The trade-off here is that dialysis providers are negotiating with commercial insurers who are generally expected to pick up the tab for the Medicare cutbacks in order to maintain the 30 month rule limit. However, this is not an iron-clad law or regulation, merely a way of doing business that allows the dialysis centers to stay in business while also shielding the insurance companies for significant long-tail dialysis exposure.
Healthcare Investing 101:
And this is where I would like to step back and think about health care investing in general. Given Buffett’s comments above, you would not be astonished to learn that Buffett has had few, if any that I can recall, healthcare investments in his career. This is another reason why Wechsler’s successful investment in Davita stands out and deserves some notice and study. The pricing power of the service providers, in this case the dialysis centers, is virtually non-existent. Given their inability to raise prices, they have two options. One: cut back on expenses, which inevitably leads to lower quality of care and eventually results in lawsuits. Second, game the system. There are a myriad of games that healthcare companies play in order to squeeze profits for the payor system. The current game ARA (and potentially Davita) is playing is to have a non profit agency, the American Kidney Foundation, pay the premiums of its patients in order to shift them from Medicaid (low reimbursement) to commercial insurance under the Affordable Care Act (high reimbursement). United Health is currently suing American Renal for just this game.
- Cut back on expenses = lower quality: Payors sue and demand higher quality
- Game the reimbursement system: Payors cut back on reimbursement
- Result of #1 is costs significant rise and result of #2 is revenues significantly decline. Some healthcare companies go bankrupt and there is a significant risk that the entire industry is at risk of insolvency.
Between 1995-2000, five of the largest skilled nursing providers went bankrupt, causing the Senate to hold hearings entitled: “Nursing Home Bankruptcies: What Caused Them?”.
In 2011, home health care service providers experienced a similar industry shake-up as a result of reimbursement gaming. Once again the Senate released a report and subsequent hearing focused on reimbursement gaming entitled: Staff Report on Home Health Care and The Medicare Therapy Threshold.
The best time to invest in healthcare is right during these periods of reimbursement uncertainty and legal risk, both of which lead to potential bankruptcy risk for healthcare companies. If you can find a company that is secure enough to survive the instability created by these factors, the value received will likely substantially exceed the price paid.
Turning back to American Renal, I do not think it is the appropriate time to invest. Some back of the envelope math:
- Shares outstanding after dilution: 34m shares
- Operating Cash Flow: $180m
- Maintenance Capex: $30m (this might be too low)

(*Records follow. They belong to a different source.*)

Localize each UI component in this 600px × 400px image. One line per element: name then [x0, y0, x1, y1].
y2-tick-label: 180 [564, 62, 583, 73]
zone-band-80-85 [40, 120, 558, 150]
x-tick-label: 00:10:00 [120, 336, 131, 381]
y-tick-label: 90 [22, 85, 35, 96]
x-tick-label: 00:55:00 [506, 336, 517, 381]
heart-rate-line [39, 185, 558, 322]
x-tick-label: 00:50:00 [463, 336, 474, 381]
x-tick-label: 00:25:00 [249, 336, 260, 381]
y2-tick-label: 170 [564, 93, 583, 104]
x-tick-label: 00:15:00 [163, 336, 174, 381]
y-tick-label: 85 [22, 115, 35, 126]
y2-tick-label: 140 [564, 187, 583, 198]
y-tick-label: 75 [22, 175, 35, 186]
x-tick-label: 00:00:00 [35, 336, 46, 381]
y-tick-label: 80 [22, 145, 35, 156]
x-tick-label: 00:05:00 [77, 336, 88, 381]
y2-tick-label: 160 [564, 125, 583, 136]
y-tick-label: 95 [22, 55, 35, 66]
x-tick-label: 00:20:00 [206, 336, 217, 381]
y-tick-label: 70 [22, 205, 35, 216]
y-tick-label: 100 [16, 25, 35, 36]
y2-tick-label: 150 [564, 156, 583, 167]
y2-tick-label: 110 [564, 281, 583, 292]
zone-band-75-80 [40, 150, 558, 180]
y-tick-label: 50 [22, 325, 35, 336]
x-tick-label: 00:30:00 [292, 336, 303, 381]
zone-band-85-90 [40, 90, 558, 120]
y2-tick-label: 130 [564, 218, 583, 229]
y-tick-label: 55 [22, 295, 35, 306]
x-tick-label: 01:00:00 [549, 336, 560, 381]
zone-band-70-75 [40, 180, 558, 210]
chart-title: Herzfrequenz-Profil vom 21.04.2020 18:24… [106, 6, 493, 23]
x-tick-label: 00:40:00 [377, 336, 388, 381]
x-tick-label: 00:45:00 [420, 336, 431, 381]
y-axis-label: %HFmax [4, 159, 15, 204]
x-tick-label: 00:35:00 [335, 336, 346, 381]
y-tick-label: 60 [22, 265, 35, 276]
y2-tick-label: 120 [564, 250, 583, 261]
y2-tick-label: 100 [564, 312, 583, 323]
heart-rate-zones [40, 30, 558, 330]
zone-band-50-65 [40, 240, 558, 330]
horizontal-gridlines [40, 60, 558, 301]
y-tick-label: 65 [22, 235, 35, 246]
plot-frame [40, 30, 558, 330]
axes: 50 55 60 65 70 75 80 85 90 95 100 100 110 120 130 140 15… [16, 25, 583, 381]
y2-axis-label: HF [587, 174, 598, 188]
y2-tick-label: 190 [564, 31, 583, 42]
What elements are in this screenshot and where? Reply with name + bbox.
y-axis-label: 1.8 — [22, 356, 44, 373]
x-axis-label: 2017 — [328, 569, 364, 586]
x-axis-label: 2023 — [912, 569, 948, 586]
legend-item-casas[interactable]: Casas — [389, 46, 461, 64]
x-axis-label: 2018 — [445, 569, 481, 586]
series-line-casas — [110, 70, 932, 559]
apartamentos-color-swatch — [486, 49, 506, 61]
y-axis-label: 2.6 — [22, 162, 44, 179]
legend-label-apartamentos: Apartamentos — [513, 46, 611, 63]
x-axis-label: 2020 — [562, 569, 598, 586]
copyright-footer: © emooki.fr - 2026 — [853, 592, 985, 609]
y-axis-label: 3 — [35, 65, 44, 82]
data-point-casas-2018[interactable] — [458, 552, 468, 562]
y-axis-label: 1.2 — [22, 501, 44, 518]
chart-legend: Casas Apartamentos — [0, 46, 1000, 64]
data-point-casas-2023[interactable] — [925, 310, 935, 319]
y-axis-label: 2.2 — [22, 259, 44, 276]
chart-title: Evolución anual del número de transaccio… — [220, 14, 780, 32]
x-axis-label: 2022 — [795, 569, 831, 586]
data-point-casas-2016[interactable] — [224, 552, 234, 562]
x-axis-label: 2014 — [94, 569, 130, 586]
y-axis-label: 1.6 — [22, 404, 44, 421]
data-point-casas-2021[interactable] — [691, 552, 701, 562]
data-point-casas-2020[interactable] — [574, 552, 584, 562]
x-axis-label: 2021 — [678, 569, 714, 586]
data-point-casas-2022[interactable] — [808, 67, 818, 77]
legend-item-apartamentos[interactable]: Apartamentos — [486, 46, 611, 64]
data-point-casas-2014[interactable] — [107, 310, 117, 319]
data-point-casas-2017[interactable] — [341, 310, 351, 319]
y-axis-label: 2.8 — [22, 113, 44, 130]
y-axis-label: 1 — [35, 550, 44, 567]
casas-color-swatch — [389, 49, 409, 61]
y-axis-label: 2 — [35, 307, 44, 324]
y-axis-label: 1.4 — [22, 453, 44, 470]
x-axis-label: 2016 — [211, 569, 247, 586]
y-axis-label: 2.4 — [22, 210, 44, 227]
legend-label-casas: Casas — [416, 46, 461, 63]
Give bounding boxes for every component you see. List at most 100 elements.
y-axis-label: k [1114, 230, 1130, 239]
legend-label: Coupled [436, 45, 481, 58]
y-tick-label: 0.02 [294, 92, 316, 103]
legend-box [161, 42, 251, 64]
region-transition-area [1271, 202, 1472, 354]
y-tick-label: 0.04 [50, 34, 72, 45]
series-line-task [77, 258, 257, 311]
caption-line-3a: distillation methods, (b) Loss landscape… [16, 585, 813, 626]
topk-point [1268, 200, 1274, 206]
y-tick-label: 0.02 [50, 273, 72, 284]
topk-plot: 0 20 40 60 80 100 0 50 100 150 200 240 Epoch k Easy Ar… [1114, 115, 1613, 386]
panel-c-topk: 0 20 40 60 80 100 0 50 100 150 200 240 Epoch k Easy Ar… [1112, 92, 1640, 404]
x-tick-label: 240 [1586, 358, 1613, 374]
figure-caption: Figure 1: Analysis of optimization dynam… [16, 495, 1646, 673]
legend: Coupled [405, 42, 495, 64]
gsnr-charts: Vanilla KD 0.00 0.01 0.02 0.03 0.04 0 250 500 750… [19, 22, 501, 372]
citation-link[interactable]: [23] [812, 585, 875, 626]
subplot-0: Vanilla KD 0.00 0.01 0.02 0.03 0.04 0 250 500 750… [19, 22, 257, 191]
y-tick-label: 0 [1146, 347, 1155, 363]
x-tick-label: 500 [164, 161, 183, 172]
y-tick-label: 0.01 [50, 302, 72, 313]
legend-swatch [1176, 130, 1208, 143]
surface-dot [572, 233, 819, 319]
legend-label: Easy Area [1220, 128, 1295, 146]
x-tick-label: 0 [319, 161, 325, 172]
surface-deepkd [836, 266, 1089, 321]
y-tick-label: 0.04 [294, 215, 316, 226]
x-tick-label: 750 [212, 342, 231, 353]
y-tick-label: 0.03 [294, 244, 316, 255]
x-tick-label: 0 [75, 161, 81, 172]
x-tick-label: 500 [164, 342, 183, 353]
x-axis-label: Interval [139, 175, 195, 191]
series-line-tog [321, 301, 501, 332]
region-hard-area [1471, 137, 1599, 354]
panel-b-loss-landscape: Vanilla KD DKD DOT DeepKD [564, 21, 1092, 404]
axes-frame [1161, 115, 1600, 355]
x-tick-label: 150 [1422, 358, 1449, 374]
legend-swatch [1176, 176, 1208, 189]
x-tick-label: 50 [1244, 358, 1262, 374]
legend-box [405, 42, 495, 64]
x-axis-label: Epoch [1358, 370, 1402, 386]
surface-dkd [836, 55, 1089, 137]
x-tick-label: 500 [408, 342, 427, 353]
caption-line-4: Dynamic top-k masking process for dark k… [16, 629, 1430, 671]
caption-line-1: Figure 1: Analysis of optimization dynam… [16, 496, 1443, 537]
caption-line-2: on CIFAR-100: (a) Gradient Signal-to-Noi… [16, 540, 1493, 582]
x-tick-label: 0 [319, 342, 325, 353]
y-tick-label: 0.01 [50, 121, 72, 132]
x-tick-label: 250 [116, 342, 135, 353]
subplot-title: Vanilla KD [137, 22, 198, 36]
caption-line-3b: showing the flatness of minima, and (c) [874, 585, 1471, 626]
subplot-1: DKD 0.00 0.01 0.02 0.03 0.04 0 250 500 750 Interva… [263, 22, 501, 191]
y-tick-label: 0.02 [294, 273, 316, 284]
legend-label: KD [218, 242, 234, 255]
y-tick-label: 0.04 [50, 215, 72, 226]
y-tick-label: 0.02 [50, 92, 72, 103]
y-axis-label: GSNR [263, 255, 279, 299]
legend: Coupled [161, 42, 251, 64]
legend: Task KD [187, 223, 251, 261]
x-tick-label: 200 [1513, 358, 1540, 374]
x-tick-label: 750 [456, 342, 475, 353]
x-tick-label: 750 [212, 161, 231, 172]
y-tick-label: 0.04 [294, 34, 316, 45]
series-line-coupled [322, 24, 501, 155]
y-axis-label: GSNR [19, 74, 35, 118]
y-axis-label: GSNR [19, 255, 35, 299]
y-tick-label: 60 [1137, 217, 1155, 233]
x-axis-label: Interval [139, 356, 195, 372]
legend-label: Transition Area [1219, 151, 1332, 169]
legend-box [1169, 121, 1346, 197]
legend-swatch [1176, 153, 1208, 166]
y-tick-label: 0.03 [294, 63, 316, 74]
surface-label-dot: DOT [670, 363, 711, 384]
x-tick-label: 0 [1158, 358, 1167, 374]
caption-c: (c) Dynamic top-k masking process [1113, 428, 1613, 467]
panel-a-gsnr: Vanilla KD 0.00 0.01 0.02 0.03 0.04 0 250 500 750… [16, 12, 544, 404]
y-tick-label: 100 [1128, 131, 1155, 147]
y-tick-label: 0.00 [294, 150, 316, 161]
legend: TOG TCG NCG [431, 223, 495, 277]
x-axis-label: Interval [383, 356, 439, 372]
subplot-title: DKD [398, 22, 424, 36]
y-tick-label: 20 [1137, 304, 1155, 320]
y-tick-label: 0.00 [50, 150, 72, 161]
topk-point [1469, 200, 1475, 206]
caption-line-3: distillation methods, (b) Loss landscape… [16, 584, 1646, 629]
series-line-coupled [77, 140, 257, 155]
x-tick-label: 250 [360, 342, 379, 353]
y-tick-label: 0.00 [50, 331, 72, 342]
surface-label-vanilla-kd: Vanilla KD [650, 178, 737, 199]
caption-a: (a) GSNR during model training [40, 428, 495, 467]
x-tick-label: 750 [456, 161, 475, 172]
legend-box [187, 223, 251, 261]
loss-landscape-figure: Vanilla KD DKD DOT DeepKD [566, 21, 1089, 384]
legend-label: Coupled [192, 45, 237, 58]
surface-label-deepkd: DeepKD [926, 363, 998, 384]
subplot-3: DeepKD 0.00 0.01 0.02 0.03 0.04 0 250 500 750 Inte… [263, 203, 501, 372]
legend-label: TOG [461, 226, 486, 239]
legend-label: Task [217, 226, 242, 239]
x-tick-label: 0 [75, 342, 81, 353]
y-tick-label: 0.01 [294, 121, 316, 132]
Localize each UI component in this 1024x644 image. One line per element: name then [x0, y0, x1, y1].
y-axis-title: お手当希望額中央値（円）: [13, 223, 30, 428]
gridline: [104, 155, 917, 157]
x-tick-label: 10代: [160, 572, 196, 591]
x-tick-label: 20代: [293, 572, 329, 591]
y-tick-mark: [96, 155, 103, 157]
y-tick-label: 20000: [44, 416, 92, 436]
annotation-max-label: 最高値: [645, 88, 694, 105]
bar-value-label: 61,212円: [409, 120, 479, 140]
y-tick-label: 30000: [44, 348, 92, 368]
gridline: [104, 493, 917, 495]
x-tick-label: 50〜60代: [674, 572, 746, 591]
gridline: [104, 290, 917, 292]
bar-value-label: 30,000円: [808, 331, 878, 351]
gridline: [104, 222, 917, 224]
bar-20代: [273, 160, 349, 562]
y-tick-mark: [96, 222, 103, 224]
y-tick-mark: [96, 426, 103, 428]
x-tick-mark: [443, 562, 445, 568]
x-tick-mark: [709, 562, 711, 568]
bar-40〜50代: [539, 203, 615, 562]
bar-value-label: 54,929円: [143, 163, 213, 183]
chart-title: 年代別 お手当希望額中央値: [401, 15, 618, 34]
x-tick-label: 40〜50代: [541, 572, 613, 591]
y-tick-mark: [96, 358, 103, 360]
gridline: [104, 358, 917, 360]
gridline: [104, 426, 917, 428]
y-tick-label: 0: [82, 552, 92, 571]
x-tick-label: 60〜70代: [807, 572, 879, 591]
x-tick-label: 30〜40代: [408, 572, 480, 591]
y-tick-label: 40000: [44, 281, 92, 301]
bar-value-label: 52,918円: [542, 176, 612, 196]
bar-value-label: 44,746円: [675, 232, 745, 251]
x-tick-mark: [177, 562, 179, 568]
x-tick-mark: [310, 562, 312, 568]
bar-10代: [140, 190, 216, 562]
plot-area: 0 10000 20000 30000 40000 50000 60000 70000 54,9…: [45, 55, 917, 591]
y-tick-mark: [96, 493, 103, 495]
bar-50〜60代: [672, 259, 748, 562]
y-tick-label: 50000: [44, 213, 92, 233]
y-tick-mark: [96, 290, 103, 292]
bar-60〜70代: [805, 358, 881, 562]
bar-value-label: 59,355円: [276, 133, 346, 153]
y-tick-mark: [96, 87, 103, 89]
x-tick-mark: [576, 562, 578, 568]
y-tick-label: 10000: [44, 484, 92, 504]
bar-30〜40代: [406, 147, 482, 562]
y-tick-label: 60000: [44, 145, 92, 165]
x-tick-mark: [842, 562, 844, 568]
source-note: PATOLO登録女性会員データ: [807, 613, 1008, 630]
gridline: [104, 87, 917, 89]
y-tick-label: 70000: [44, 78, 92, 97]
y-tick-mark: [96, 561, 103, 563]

- Distributions to Joint Ventures: $90m (these are payments made to the joint owners of the dialysis centers)
- Interest Payments: 40m
- Total: Free cash flow to owners: approximately 100m.
- Current Debt: approximately $550m (inclusive of tax agreement)
- Equity ($20 share price x 34m fully diluted shares): $680m
- Total Enterprise Value: $1.23B
You are only paying around 12-13 FCF/EV value, there are or should be discounts to take into account the current reimbursement lawsuits and the ongoing pricing issues embedded in all healthcare business.
The storms are brewing for potential reimbursement lawsuits, the value of American Renal has not been significantly impacted. In other words, the value of the company could be cheap, but I would like it to be much cheaper given the risks in this business.
In a subsequent post, I will look back at Weschler’s investment in Davita and what factors contributed to this wildly successful investment.